Humanity has pondered the meaning and utility of randomness for millennia.
There is a remarkable variety of ways in which we utilize perfect coin tosses to our advantage: in statistics, cryptography, game theory, algorithms, gambling... Indeed, randomness seems indispensable!
Which of these applications survive if the universe had no randomness in it at all? Which of them survive if only poor quality randomness is available, e.g. that arises from "unpredictable" phenomena like the weather or the stock market?
Pseudorandomness is the study, by mathematicians and computer scientists, of deterministic structures which share some properties of random ones.
Understanding pseudorandom objects and constructing them efficiently leads to a surprisingly positive answers to the questions above, namely that much can be done with poor quality randomness, of even without any randomness at all. I plan to explain key aspects of this theory, and mention some of Endre Szemeredi's contributions to pseudorandomness.
The talk is aimed at a general audience, and no particular background will be assumed.
Endre Szemerédi: In every chaos there is an order
The chaos and order will be defined relative to three problems.
1. Arithmetic progressions
This part is connected to a problem of Erdős and Turán from the 1930's. Related to the van der Waerden theorem, they asked if the density version of that result also holds:
Is it true that an infinite sequence of integers of positive (lower) density contains arbitrary long arithmetic progressions?
The first result in this direction was due to K. F. Roth, who proved that any sequence of integers of positive (lower) density contains a three-term arithmetic progression.
I will give a short history of the generalization of Roth's result and explain some ideas about the "easiest"" proof.
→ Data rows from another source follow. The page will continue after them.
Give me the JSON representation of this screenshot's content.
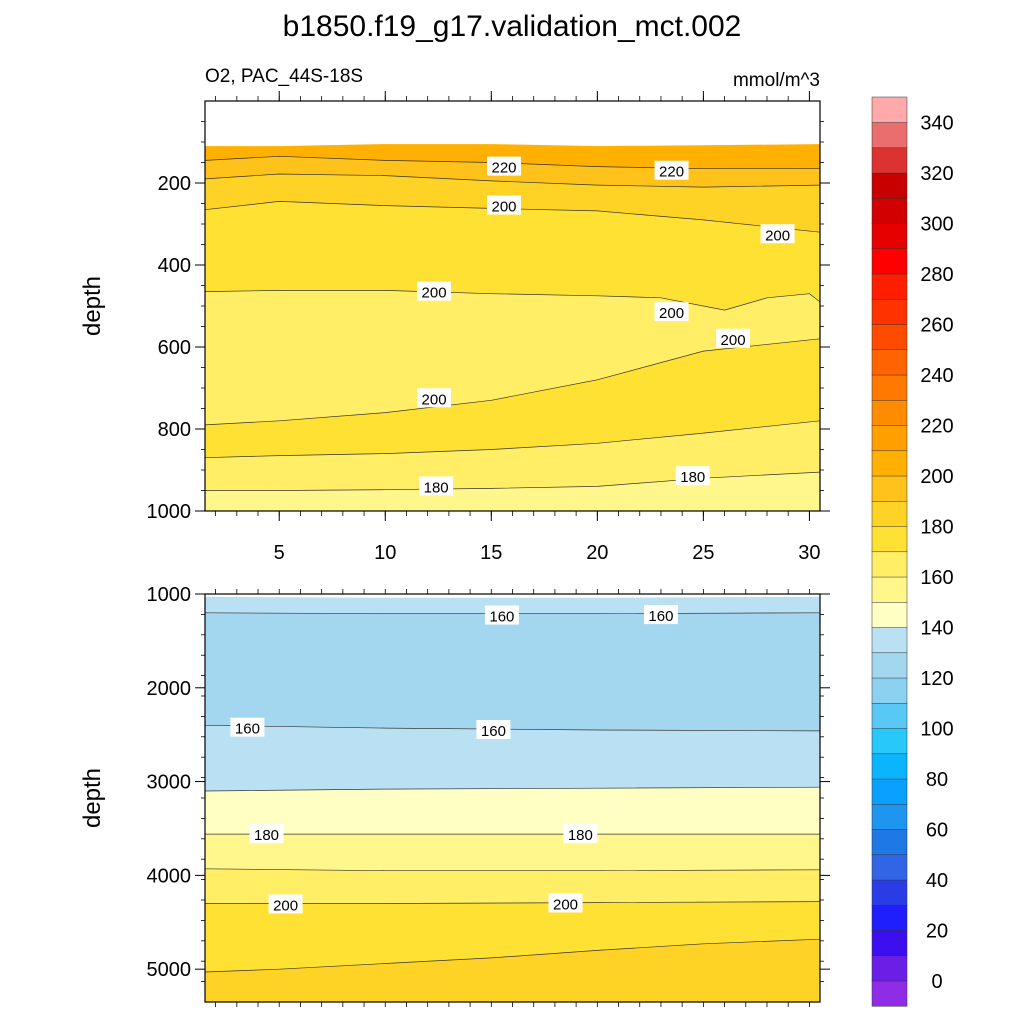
{
  "title": "b1850.f19_g17.validation_mct.002",
  "panel_left_label": "O2, PAC_44S-18S",
  "panel_right_label": "mmol/m^3",
  "chart_data": [
    {
      "type": "contour",
      "name": "upper-panel",
      "xlabel": "",
      "ylabel": "depth",
      "xlim": [
        1.5,
        30.5
      ],
      "ylim": [
        0,
        1000
      ],
      "x_ticks": [
        5,
        10,
        15,
        20,
        25,
        30
      ],
      "y_ticks": [
        200,
        400,
        600,
        800,
        1000
      ],
      "x_tick_labels": [
        "5",
        "10",
        "15",
        "20",
        "25",
        "30"
      ],
      "y_tick_labels": [
        "200",
        "400",
        "600",
        "800",
        "1000"
      ],
      "bands": [
        {
          "level": 230,
          "color": "#ffb000",
          "boundary": [
            [
              1.5,
              110
            ],
            [
              5,
              110
            ],
            [
              10,
              105
            ],
            [
              15,
              105
            ],
            [
              20,
              110
            ],
            [
              25,
              108
            ],
            [
              30.5,
              105
            ]
          ]
        },
        {
          "level": 220,
          "color": "#ffc21a",
          "boundary": [
            [
              1.5,
              145
            ],
            [
              5,
              135
            ],
            [
              10,
              145
            ],
            [
              15,
              150
            ],
            [
              20,
              160
            ],
            [
              25,
              165
            ],
            [
              30.5,
              165
            ]
          ]
        },
        {
          "level": 210,
          "color": "#ffd326",
          "boundary": [
            [
              1.5,
              190
            ],
            [
              5,
              178
            ],
            [
              10,
              182
            ],
            [
              15,
              195
            ],
            [
              20,
              205
            ],
            [
              25,
              210
            ],
            [
              30.5,
              205
            ]
          ]
        },
        {
          "level": 200,
          "color": "#ffe133",
          "boundary": [
            [
              1.5,
              265
            ],
            [
              5,
              245
            ],
            [
              10,
              255
            ],
            [
              15,
              262
            ],
            [
              20,
              268
            ],
            [
              25,
              290
            ],
            [
              30.5,
              320
            ]
          ]
        },
        {
          "level": 195,
          "color": "#ffee66",
          "boundary": [
            [
              1.5,
              465
            ],
            [
              5,
              462
            ],
            [
              10,
              462
            ],
            [
              15,
              470
            ],
            [
              20,
              475
            ],
            [
              23,
              480
            ],
            [
              26,
              510
            ],
            [
              28,
              480
            ],
            [
              30,
              470
            ],
            [
              30.5,
              490
            ]
          ]
        },
        {
          "level": 200,
          "color": "#ffe133",
          "boundary": [
            [
              1.5,
              790
            ],
            [
              5,
              780
            ],
            [
              10,
              760
            ],
            [
              15,
              730
            ],
            [
              20,
              680
            ],
            [
              25,
              610
            ],
            [
              30.5,
              580
            ]
          ]
        },
        {
          "level": 190,
          "color": "#ffee66",
          "boundary": [
            [
              1.5,
              870
            ],
            [
              5,
              865
            ],
            [
              10,
              860
            ],
            [
              15,
              850
            ],
            [
              20,
              835
            ],
            [
              25,
              810
            ],
            [
              30.5,
              780
            ]
          ]
        },
        {
          "level": 185,
          "color": "#fff78c",
          "boundary": [
            [
              1.5,
              950
            ],
            [
              5,
              950
            ],
            [
              10,
              948
            ],
            [
              15,
              945
            ],
            [
              20,
              940
            ],
            [
              25,
              920
            ],
            [
              30.5,
              905
            ]
          ]
        },
        {
          "level": 180,
          "color": "#ffffc4",
          "boundary": [
            [
              1.5,
              1000
            ],
            [
              30.5,
              1000
            ]
          ]
        }
      ],
      "contour_labels": [
        {
          "text": "220",
          "x": 15.6,
          "y": 160
        },
        {
          "text": "220",
          "x": 23.5,
          "y": 170
        },
        {
          "text": "200",
          "x": 15.6,
          "y": 255
        },
        {
          "text": "200",
          "x": 28.5,
          "y": 325
        },
        {
          "text": "200",
          "x": 12.3,
          "y": 465
        },
        {
          "text": "200",
          "x": 23.5,
          "y": 515
        },
        {
          "text": "200",
          "x": 26.4,
          "y": 580
        },
        {
          "text": "200",
          "x": 12.3,
          "y": 725
        },
        {
          "text": "180",
          "x": 12.4,
          "y": 940
        },
        {
          "text": "180",
          "x": 24.5,
          "y": 915
        }
      ]
    },
    {
      "type": "contour",
      "name": "lower-panel",
      "xlabel": "",
      "ylabel": "depth",
      "xlim": [
        1.5,
        30.5
      ],
      "ylim": [
        1000,
        5350
      ],
      "y_ticks": [
        1000,
        2000,
        3000,
        4000,
        5000
      ],
      "y_tick_labels": [
        "1000",
        "2000",
        "3000",
        "4000",
        "5000"
      ],
      "bands": [
        {
          "level": 165,
          "color": "#b9e1f3",
          "boundary": [
            [
              1.5,
              1030
            ],
            [
              10,
              1040
            ],
            [
              20,
              1040
            ],
            [
              30.5,
              1030
            ]
          ]
        },
        {
          "level": 155,
          "color": "#a3d6ef",
          "boundary": [
            [
              1.5,
              1200
            ],
            [
              10,
              1210
            ],
            [
              20,
              1210
            ],
            [
              30.5,
              1200
            ]
          ]
        },
        {
          "level": 165,
          "color": "#b9e1f3",
          "boundary": [
            [
              1.5,
              2400
            ],
            [
              10,
              2430
            ],
            [
              20,
              2450
            ],
            [
              30.5,
              2460
            ]
          ]
        },
        {
          "level": 180,
          "color": "#ffffc4",
          "boundary": [
            [
              1.5,
              3100
            ],
            [
              10,
              3080
            ],
            [
              20,
              3070
            ],
            [
              30.5,
              3060
            ]
          ]
        },
        {
          "level": 185,
          "color": "#fff78c",
          "boundary": [
            [
              1.5,
              3560
            ],
            [
              10,
              3560
            ],
            [
              20,
              3560
            ],
            [
              30.5,
              3560
            ]
          ]
        },
        {
          "level": 190,
          "color": "#ffee66",
          "boundary": [
            [
              1.5,
              3930
            ],
            [
              10,
              3950
            ],
            [
              20,
              3950
            ],
            [
              30.5,
              3940
            ]
          ]
        },
        {
          "level": 200,
          "color": "#ffe133",
          "boundary": [
            [
              1.5,
              4300
            ],
            [
              10,
              4300
            ],
            [
              20,
              4290
            ],
            [
              30.5,
              4280
            ]
          ]
        },
        {
          "level": 210,
          "color": "#ffd326",
          "boundary": [
            [
              1.5,
              5030
            ],
            [
              5,
              5000
            ],
            [
              10,
              4940
            ],
            [
              15,
              4880
            ],
            [
              20,
              4800
            ],
            [
              25,
              4730
            ],
            [
              30.5,
              4680
            ]
          ]
        }
      ],
      "contour_labels": [
        {
          "text": "160",
          "x": 15.5,
          "y": 1230
        },
        {
          "text": "160",
          "x": 23.0,
          "y": 1225
        },
        {
          "text": "160",
          "x": 3.5,
          "y": 2425
        },
        {
          "text": "160",
          "x": 15.1,
          "y": 2450
        },
        {
          "text": "180",
          "x": 4.4,
          "y": 3560
        },
        {
          "text": "180",
          "x": 19.2,
          "y": 3560
        },
        {
          "text": "200",
          "x": 5.3,
          "y": 4310
        },
        {
          "text": "200",
          "x": 18.5,
          "y": 4300
        }
      ]
    }
  ],
  "colorbar": {
    "labels": [
      "0",
      "20",
      "40",
      "60",
      "80",
      "100",
      "120",
      "140",
      "160",
      "180",
      "200",
      "220",
      "240",
      "260",
      "280",
      "300",
      "320",
      "340"
    ],
    "colors": [
      "#8e2ce6",
      "#6a1ee6",
      "#3c0ff0",
      "#1e1eff",
      "#2a3ce6",
      "#3264e6",
      "#1e78e6",
      "#1e96f0",
      "#0aa0ff",
      "#0ab4ff",
      "#28c8fa",
      "#5ac8f5",
      "#8cd2f0",
      "#a3d6ef",
      "#b9e1f3",
      "#ffffc4",
      "#fff78c",
      "#ffee66",
      "#ffe133",
      "#ffd326",
      "#ffc21a",
      "#ffb000",
      "#ffa000",
      "#ff8c00",
      "#ff7800",
      "#ff6400",
      "#ff4b00",
      "#ff3200",
      "#ff1e00",
      "#ff0000",
      "#e60000",
      "#d20000",
      "#c80000",
      "#dc3232",
      "#eb6e6e",
      "#ffaaaa"
    ]
  }
}
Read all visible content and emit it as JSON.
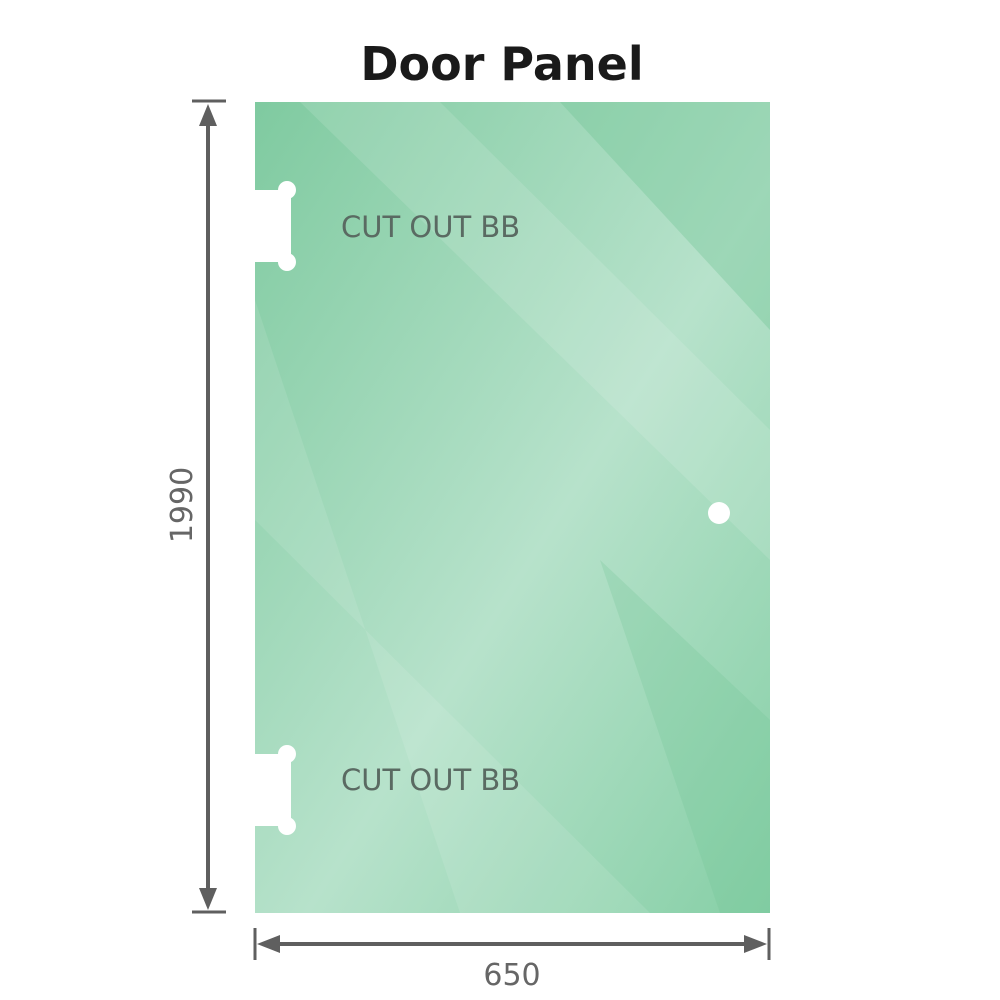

2. Long arithmetic progression in subset sums
I will give exact bound for the size of longest arithmetic progression in subset sums. In addition, I shall describe the structure of the subset sums, and give applications in number theory and probability theory.
3. Embedding sparse graphs into large graphs
László Lovász: The many facets of the Regularity Lemm
The Regularity Lemma of Szemeredi, first obtained in the context of his theorem on arithmetic progressions in dense seuqences, has become one of the most important and most powerful tools in graph theory. It is basic in
extremal graph theory and in the theory of property testing. Weaker versions with better bounds (Frieze and Kannan) and stronger versions (Alon, Fisher, Krivelevich and Szegedy) have been proved and used. However, the
significance of it goes way beyond graph theory: it can be viewed as statement in approximation theory, as a compactness result for the completion of the space of finite graphs, as a result about the dimensionality of a metric space associated with a graph, as a statement in information theory. It serves as the archetypal example of the dichotomy between structure and randomness as pointed out by Tao. Its extensions to hypergraphs, a difficult problem solved by Gowers and by Rodl, Skokan and Schacht, connects with higher order Fourier analysis.
Timothy Gowers: The afterlife of Szemerédi’s theorem
Szemerédi's theorem asserts that every set of integers of positive upper density contains arbitrarily long arithmetic progressions. This result has been extraordinarily influential, partly because of the tools that Szemerédi introduced in order to prove it, and partly because subsequent efforts to understand the result more fully have led to progress in many other areas of mathematics, including combinatorics, ergodic theory, harmonic analysis and number theory. I shall discuss some of these later developments, to which Szemerédi himself made several essential contributions.